• U.S.

South Africa: All Part of the Game

2 minute read
TIME

There are several things rather remarkable about South African Golfer Sewsunker Sewgolum. One, of course, is his name, which comes from his Indian forebears. The second is his unorthodox, cross-wristed golf grip (he puts his left hand under his right). And the third is the fact that he can even play golf at all in a land where, by law, whites share the game only with whites, and nonwhites with nonwhites. Last week Sewgolum found himself the center of one of the most ludicrous episodes in the history of the sport—but about par for Prime Minister Hendrik Verwoerd’s apartheid course.

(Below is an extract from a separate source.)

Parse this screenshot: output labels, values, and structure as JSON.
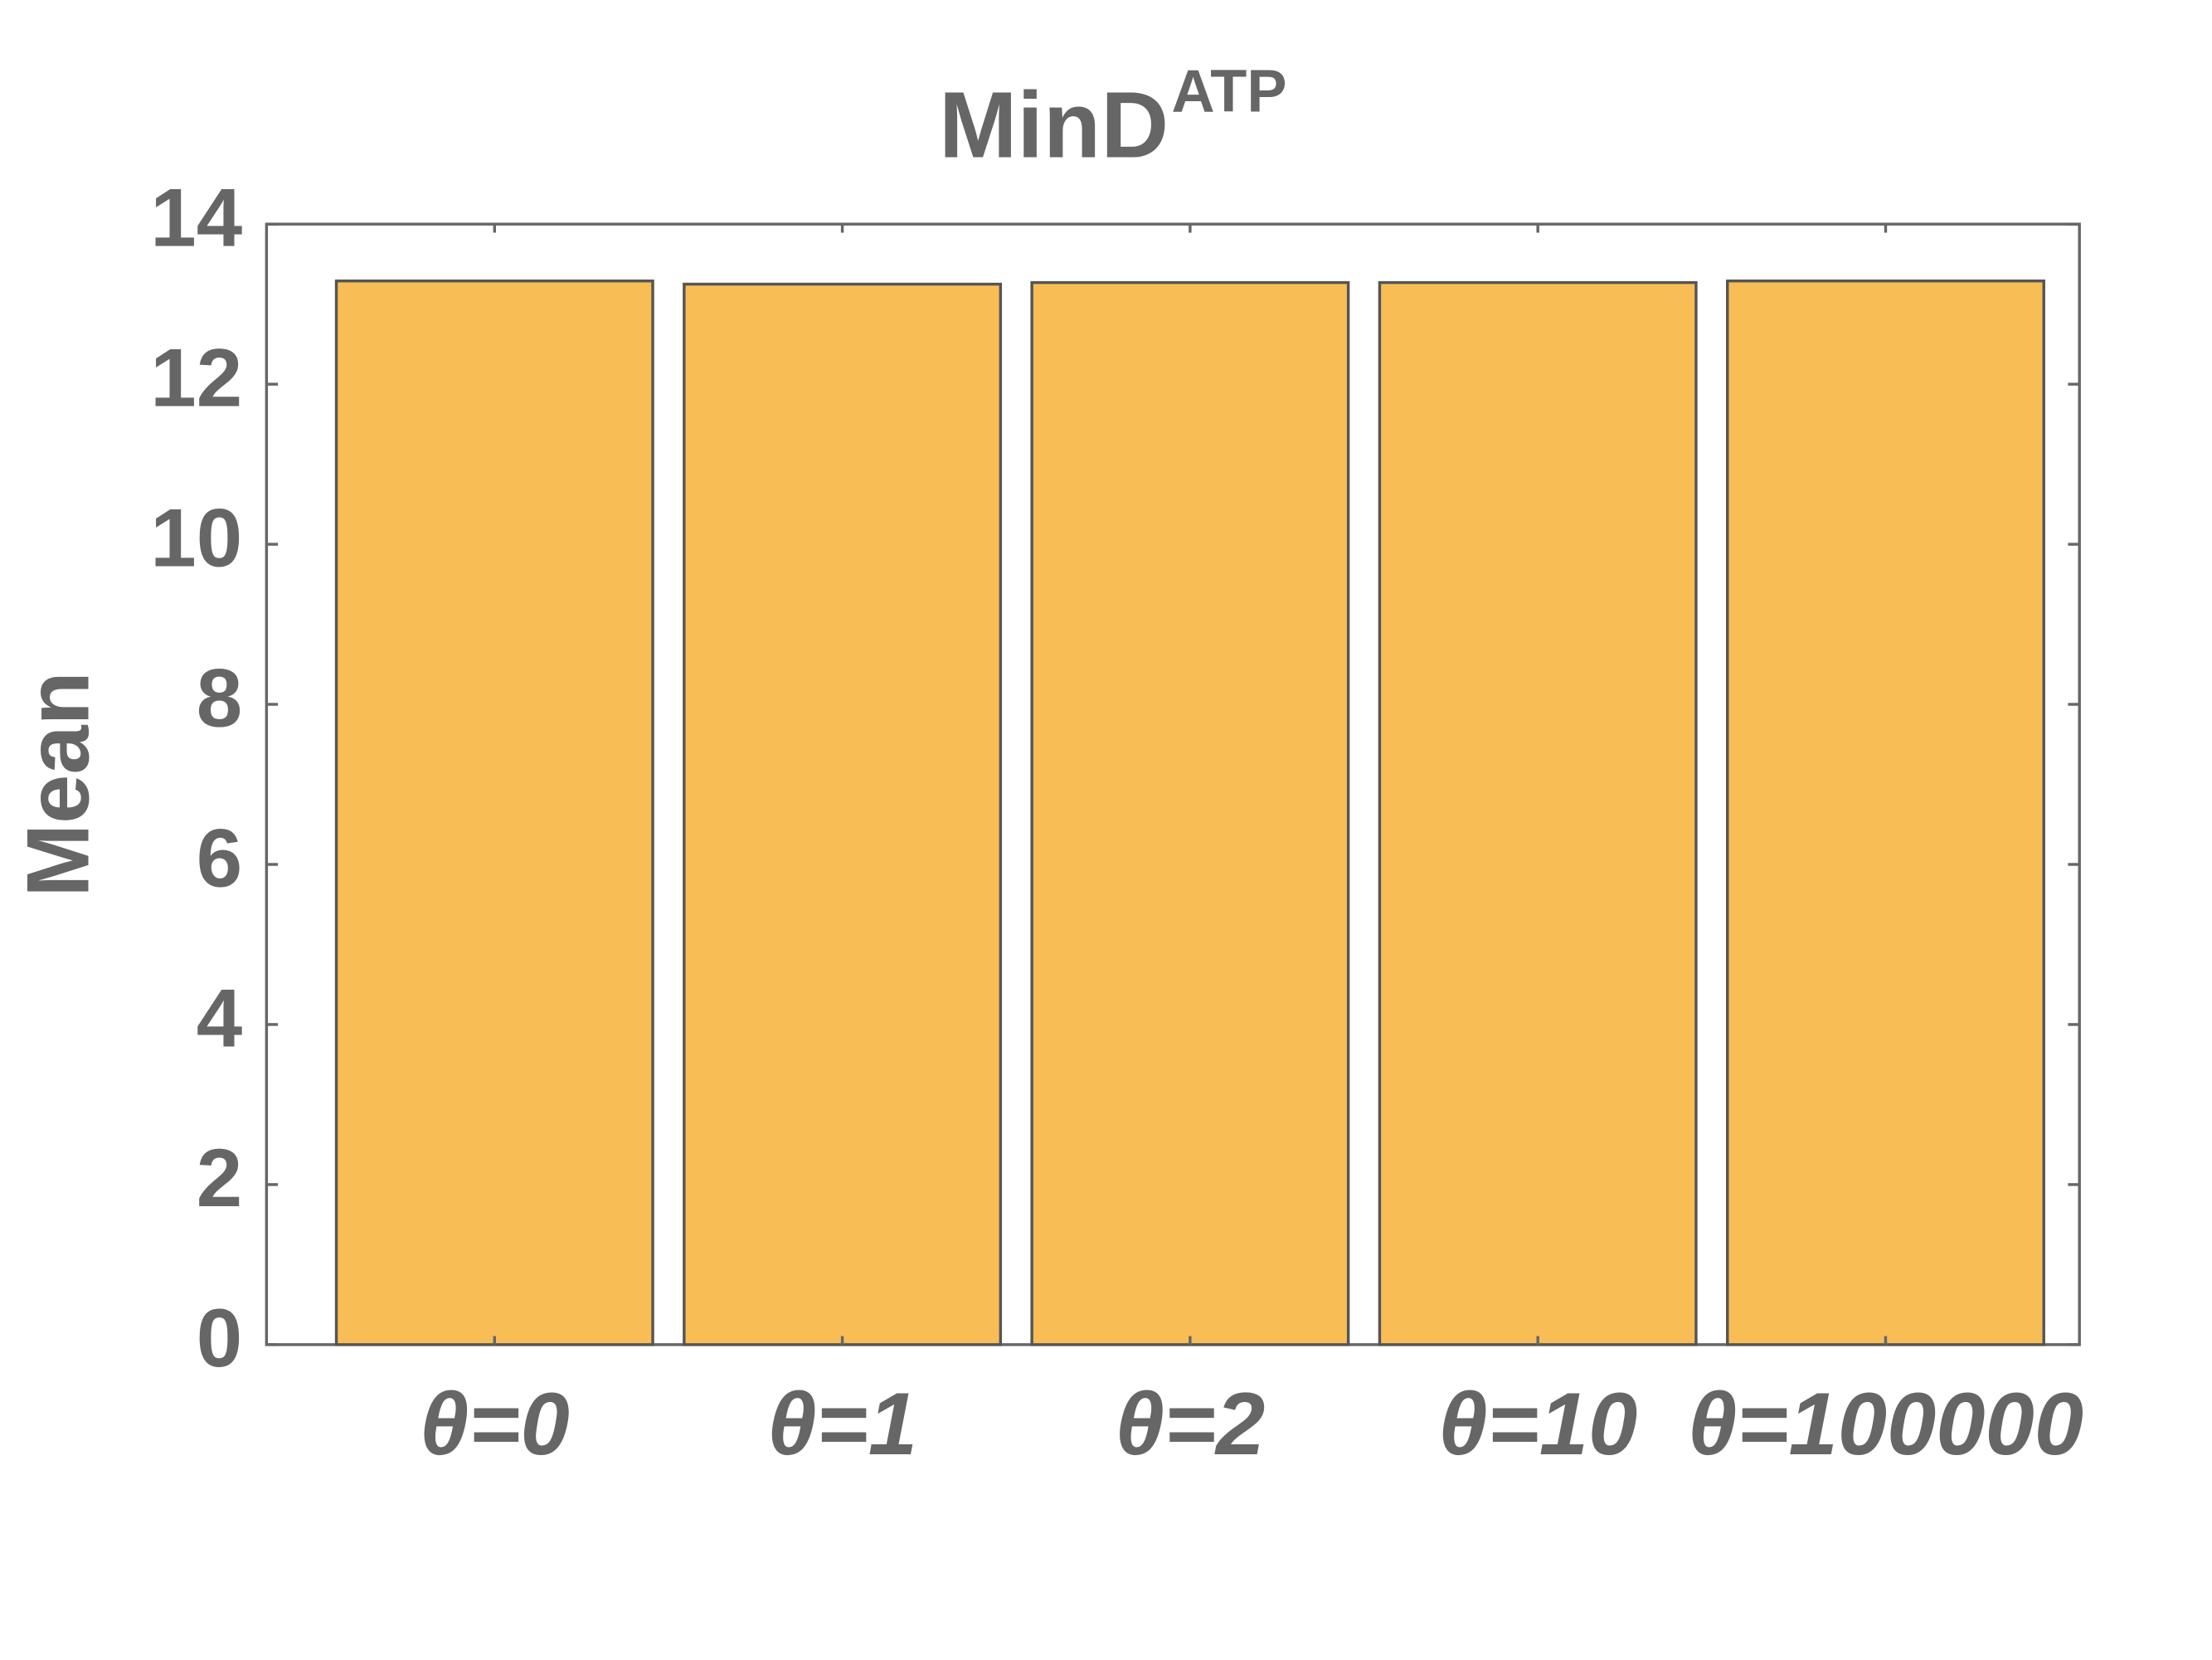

It all started in the first round of the South African P.G.A. tournament at Germiston, when both Sewgolum and South Africa’s U.S. Open Champion Gary Player drew heavy galleries of whites and nonwhites. Police tried to chase off the nonwhites but got nowhere. So, as the second round opened the next day, the government hauled out its trusty racial iron and took a hefty swing. Police enforced tighter separation of the crowds, posted two agents with Sewgolum to keep the whites at a safe distance, and summarily banned Sewgolum from any further tournaments after the South African P.G.A., including the Natal Open, which he won last year. If Player was bothered by such unsportsmanlike treatment, he did not show it. “I play golf,” he remarked. “I don’t meddle in politics.” In South Africa, they are apparently one and the same game.